Within this broad picture of GCP growth and evolution, several other trends were evident in the Google Cloud ecosystem. Generative AI—a class of large-language ML models that can create text, images, and code—has penetrated the public consciousness and attracted huge media attention, notably through OpenAI’s ChatGPT. Most major Google ecosystem providers are experimenting with transformer models in some fashion, and several are launch partners for Google Cloud’s Bard platform. However, full-fledged, enterprise-grade applications of generative AI are still scarce. Many solutions are still at a nascent stage, with the promise of more dramatic innovations to come.

With the rapid growth of the Google ecosystem, GCP skill gaps are becoming a significant challenge for many service providers, particularly in areas such as data engineering, ML and site reliability engineering (SRE). Service providers are responding by ramping up their investment programs in GCP certifications, drawing on global and regional delivery models and developing more talent versed in multicloud deployments and operations.

The overall market for cloud services in Europe remains mixed, with growth dampened by the global tech slowdown, a sluggish economy and increased pressure on IT budgets. According to the ISG Index, the demand for IT and business services in Europe declined  by 5 percent YoY in the first quarter of 2023, with managed services declining by 4 percent YoY and cloud-based services down by 6 percent. Regional demand varied, with U.K. managed services down by 2 percent YoY, and DACH down by 21 percent YoY, but France managed services revenues remained buoyant with 27 percent YoY growth. EMEA IaaS dropped 10 percent YoY in the first quarter, with the top three hyperscalers experiencing a 12 percent YoY decline, the first ever recorded.
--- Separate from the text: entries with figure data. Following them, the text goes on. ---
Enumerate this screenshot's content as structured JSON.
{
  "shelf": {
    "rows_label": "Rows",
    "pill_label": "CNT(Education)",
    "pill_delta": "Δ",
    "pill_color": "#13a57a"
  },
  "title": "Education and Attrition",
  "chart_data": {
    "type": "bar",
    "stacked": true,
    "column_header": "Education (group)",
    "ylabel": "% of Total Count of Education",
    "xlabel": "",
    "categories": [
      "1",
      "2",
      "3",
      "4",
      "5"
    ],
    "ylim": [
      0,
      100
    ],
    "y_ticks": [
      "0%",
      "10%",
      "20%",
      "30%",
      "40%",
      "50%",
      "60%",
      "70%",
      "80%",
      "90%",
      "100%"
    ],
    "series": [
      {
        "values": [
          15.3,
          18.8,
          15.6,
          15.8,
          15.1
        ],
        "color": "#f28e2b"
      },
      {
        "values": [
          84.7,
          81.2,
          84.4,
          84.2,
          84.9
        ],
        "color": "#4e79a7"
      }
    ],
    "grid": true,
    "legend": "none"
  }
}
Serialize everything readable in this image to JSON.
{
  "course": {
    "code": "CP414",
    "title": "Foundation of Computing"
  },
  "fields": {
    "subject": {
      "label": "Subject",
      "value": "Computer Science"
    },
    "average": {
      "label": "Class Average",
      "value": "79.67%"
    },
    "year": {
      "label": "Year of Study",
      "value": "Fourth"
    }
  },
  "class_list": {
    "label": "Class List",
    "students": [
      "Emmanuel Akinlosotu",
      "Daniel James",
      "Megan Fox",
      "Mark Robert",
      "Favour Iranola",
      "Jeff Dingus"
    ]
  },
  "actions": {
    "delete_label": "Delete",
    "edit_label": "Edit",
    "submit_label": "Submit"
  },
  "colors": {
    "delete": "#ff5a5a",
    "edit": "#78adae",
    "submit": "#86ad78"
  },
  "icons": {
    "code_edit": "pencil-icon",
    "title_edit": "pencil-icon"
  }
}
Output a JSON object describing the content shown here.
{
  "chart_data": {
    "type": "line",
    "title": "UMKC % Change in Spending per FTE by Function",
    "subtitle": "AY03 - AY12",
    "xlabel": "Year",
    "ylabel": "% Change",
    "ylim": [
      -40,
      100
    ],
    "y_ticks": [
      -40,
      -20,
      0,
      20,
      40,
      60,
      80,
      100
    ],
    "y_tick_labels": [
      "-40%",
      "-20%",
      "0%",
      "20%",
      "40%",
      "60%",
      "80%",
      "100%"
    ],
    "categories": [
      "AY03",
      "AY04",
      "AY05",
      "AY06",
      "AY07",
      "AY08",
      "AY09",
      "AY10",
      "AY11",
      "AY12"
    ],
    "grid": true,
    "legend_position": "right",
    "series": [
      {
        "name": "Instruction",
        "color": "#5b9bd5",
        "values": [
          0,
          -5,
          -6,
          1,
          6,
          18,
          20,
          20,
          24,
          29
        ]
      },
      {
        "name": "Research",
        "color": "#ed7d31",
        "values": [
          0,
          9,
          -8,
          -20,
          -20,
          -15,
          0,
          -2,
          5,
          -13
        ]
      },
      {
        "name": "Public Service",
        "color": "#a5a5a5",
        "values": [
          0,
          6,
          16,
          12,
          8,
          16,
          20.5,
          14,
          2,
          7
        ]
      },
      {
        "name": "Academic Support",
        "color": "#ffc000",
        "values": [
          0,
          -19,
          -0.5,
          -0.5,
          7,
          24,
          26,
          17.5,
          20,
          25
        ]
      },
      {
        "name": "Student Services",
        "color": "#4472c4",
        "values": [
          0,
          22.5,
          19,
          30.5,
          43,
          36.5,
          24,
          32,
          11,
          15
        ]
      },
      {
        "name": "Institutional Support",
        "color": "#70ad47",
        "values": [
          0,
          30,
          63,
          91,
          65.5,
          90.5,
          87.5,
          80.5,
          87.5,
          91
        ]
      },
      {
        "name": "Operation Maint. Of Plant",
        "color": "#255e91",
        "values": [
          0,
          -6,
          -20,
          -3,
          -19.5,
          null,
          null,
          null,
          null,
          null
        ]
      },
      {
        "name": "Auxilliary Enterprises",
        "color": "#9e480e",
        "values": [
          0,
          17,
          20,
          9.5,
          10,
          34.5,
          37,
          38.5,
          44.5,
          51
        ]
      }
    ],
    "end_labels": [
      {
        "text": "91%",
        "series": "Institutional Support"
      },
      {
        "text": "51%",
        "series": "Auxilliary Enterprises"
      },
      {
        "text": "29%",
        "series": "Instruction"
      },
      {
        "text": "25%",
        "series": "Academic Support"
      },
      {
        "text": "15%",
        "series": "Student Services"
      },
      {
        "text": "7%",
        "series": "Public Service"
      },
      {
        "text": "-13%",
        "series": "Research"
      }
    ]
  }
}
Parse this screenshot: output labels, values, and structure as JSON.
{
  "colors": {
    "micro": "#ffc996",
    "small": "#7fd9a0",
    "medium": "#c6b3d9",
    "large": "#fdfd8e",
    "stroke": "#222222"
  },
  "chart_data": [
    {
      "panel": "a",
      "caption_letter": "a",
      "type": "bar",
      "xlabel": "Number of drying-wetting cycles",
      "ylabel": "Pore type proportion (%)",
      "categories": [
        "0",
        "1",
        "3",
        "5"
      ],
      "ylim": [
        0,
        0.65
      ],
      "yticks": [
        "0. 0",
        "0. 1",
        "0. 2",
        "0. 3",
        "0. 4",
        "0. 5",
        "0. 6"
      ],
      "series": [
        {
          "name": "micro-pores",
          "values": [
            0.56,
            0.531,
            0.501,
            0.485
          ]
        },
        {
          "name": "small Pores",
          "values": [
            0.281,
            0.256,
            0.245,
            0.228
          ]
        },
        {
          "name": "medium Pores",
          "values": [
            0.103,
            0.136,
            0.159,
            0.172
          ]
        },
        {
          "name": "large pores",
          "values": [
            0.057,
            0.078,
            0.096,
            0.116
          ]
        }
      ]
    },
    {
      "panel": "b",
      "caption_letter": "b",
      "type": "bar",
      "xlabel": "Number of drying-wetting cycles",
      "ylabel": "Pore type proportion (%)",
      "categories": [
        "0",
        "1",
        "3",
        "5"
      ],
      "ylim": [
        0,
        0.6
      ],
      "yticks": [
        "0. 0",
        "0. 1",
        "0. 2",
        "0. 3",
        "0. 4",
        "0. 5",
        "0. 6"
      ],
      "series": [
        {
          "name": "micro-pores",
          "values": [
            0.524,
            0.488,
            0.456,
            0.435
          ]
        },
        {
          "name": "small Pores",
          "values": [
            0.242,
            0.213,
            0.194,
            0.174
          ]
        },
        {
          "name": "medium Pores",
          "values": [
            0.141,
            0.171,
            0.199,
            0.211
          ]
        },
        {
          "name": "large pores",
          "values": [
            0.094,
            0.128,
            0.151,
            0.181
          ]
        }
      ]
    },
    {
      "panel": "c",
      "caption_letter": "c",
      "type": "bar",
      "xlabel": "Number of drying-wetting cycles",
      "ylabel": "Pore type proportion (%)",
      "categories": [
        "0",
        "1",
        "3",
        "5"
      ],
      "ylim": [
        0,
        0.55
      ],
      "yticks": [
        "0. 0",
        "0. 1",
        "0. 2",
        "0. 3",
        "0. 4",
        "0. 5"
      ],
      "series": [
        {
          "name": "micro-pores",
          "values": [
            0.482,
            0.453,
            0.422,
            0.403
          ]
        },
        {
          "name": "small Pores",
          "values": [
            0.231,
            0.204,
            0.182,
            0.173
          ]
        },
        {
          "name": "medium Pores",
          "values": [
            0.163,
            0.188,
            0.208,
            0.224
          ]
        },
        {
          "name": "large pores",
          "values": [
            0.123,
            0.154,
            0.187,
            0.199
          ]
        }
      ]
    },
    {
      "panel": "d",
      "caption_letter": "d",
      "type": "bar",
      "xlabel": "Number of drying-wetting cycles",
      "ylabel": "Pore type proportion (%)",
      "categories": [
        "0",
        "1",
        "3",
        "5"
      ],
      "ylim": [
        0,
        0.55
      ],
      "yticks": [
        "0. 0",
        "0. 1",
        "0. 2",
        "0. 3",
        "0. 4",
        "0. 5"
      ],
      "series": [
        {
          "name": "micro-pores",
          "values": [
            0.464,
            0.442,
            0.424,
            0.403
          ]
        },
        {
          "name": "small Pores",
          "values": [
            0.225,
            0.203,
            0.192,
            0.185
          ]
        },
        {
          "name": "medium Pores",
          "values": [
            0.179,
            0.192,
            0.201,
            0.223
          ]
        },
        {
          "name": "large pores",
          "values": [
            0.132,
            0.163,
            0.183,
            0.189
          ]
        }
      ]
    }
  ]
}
Yet within this overall picture of slowing cloud consumption in Europe, Google Cloud appears relatively resilient. Nearly every ecosystem provider we surveyed for this report saw increasing demand for GCP and related services in Europe. Demand remains robust in the U.K., moderate in the DACH and Benelux regions, and relatively weak in the Nordics. Google Cloud’s ability to weather the broader tech slowdown is due in part to its focus on the areas that are now top-of-mind for enterprise IT decision-makers: demand for big  data, ML and analytics capabilities; the need for data modernization and integration; the growing sustainability imperative at the C-level; an increased focus on cloud economics and FinOps solutions; and the increasing integration of data and cloud strategies. With pressure on enterprise budgets, some providers see more demand for fast-cycle POCs and projects with clear ROI in Europe. However, enterprises are still cautious with their risk appetites for wider cloud transformation, and demand for lift-andshift implementations on GCP is still significant. Finally, with European regulations around data and AI continuing to emerge, there is a growing demand for sovereign cloud solutions for GCP in Europe, with enterprises looking for additional capabilities to secure and segregate their data  within defined geographic borders.